В мастерскую Саша приехал в восемь двадцать (он решил запомнить время — на всякий случай). Достал из кабины автоматы и магазины, бросил на верстак. Его до сих пор трясло, хорошо, что все уехали, иначе бы сорвался в истерику, начал бы орать и мазать сопли по лицу. Шпаков, верно, подумал, что Саша все равно привезет китайцев, и отправился на поле. А он так и сделает! Без китайцев, конечно, но приедет, и не будет ничего рассказывать. Зерно все равно надо убрать — предстоят тяжелые времена. Он чувствовал это, ощущал нутром, каждая жилка тела вибрировала от напряжения, но надо успокоится. План составлен уже давно, со всеми подробностями, с мелочами, которые иногда превращаются в гигантские проблемы. Надо только взять с собой оружие…

Шпак за шумом комбайна не пытался ничего сказать, только многозначительно показал на запястье левой руки, напоминая: «Время!»

— Знаю! — прокричал Саша и подстроился под рукав комбайна, принимая в кузов поток отливающего золотом зерна. Потом напряг легкие:

— Китайцев не будет! Потом расскажу!

Сергей понимающе кивнул и показал на горизонт. Но Саша уже и сам заметил дымку на востоке. Солнце всходило и палило, воздух дрожал, и духота, что бывает перед сильным дождем, наполняла пространство. Да, сегодня будет гроза, сильная гроза…


Первые крупныекапли забарабанили по земле, по крыше грузовика, но дождь уже не страшен, тем более что груз закрыт куском старого брезента. Сделано уже шесть ходок, это седьмая. Значит — по меньшей мере двадцать восемь тонн, шесть или семь гектаров. Хорошо! Александр заглушил мотор, забрался в кузов, сдернул брезент. Зерно в полумраке уже не казалось золотым, оно больше отливало белым, и стоял запах — пряный и сладкий одновременно, еще не пыльный, с примесью каленого железа и резкого солярочного перегара, запах только что убранного зерна. Кузов начал подниматься — видимо Андрюха решил не медлить. Александр скатился вместе с зерном, радуясь, как в детстве, малейшей шалости, схватил деревянную совковую лопату, стал выравнивать, направлять монолитно шуршащий поток.

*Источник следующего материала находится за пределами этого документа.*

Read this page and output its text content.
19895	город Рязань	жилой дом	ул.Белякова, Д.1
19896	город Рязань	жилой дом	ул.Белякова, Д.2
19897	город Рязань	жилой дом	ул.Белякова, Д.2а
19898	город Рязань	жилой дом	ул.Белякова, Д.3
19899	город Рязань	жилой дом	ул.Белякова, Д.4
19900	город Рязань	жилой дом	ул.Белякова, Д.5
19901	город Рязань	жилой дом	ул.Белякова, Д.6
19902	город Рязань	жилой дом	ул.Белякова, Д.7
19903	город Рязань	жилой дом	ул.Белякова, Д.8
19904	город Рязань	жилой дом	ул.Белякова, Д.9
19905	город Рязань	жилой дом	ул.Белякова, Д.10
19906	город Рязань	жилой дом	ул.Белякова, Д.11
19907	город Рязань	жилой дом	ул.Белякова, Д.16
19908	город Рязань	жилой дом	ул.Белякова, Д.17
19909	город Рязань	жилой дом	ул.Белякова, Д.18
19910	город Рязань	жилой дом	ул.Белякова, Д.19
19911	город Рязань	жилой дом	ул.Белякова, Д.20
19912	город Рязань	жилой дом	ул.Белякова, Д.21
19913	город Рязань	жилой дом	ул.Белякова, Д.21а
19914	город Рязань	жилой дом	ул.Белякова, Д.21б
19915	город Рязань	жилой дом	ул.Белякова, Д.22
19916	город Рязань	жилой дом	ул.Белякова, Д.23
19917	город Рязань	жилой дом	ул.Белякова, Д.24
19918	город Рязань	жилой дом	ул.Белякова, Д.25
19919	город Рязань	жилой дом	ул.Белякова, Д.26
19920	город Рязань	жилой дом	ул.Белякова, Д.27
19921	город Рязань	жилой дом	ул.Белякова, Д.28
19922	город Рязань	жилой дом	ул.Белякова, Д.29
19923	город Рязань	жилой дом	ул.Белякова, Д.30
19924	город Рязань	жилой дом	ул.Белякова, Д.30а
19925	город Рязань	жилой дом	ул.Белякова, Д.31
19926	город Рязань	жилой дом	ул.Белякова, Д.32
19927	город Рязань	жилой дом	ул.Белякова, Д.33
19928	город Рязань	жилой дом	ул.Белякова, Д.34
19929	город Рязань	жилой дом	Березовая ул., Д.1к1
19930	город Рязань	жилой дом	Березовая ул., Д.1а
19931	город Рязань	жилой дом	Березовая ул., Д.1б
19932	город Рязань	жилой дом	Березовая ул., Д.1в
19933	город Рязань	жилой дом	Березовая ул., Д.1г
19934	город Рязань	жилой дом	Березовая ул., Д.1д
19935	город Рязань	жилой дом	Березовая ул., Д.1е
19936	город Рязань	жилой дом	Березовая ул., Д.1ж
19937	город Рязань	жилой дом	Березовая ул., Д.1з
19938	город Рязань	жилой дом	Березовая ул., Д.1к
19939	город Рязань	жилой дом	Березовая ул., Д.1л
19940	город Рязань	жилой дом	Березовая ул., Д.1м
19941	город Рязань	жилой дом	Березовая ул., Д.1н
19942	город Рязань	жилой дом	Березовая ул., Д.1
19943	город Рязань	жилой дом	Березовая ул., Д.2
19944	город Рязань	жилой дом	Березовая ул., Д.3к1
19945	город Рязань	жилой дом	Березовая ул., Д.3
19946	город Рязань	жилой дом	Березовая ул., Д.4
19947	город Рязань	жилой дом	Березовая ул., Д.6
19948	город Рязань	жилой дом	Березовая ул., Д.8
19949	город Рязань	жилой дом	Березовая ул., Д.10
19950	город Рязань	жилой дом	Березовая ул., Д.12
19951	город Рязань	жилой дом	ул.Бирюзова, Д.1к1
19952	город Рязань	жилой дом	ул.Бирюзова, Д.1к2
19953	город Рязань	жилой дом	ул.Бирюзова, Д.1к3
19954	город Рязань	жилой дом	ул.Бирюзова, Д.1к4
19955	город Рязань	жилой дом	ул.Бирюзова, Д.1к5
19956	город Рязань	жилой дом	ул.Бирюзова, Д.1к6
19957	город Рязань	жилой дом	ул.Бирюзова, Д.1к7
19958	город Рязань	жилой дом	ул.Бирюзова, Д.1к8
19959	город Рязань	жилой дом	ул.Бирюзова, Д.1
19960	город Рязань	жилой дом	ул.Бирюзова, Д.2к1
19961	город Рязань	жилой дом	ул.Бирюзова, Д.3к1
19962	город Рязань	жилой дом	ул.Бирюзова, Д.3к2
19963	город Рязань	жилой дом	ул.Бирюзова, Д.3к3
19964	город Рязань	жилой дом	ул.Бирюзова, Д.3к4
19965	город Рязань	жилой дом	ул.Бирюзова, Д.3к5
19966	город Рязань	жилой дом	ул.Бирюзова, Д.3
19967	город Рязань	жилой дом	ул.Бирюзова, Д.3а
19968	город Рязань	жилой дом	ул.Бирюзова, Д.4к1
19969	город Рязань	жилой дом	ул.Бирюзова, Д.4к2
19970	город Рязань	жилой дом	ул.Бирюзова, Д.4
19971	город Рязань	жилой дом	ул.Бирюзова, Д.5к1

— Отъезжай! — крикнул он, когда первая тонна легла на обитый тонкой металлической сеткой пол. Двигатель завелся, грузовик отодвинулся на пару метров, еще выше задрался кузов.

— Хорош! — закричал Саша. Он любил это время, любил работать допоздна, считать каждое зернышко, каждую картофелину, каждый мешок, каждую тонну. Это было невероятно приятно — видеть результаты своего труда, чувствовать, как отлилась в зерно каждая капля пота, как впиталась в светлый клубень усталость, как десятки литров топлива, центнеры удобрений, тонны навоза, тысячи часов непосильного труда превратились в самое настоящее золото. Это была жизнь — во всей ее красе и тяжести, упорная, желанная, великолепная в своей законченности. И смыслом этой жизни становились слова Шпакова, который каждый год подводил итог такими словами, оглядывая товарищей голубыми, веселыми, шальными от труда глазами:

— Куда лишку девать будем?

Андрей выпрыгнул из кабины, пошел к двигателям, чтобы запустить поток воздуха под настил, под зерно, взбить пыльные фонтанчики. Александр ждал рева вентиляторов, но ничего не происходило. Тогда он выбрался из зерна, отложил лопату и столкнулся с Серегой нос к носу.

— Электричества нет. Пойду генератор заведу, — произнес Павин будничным голосом и направился к мастерским.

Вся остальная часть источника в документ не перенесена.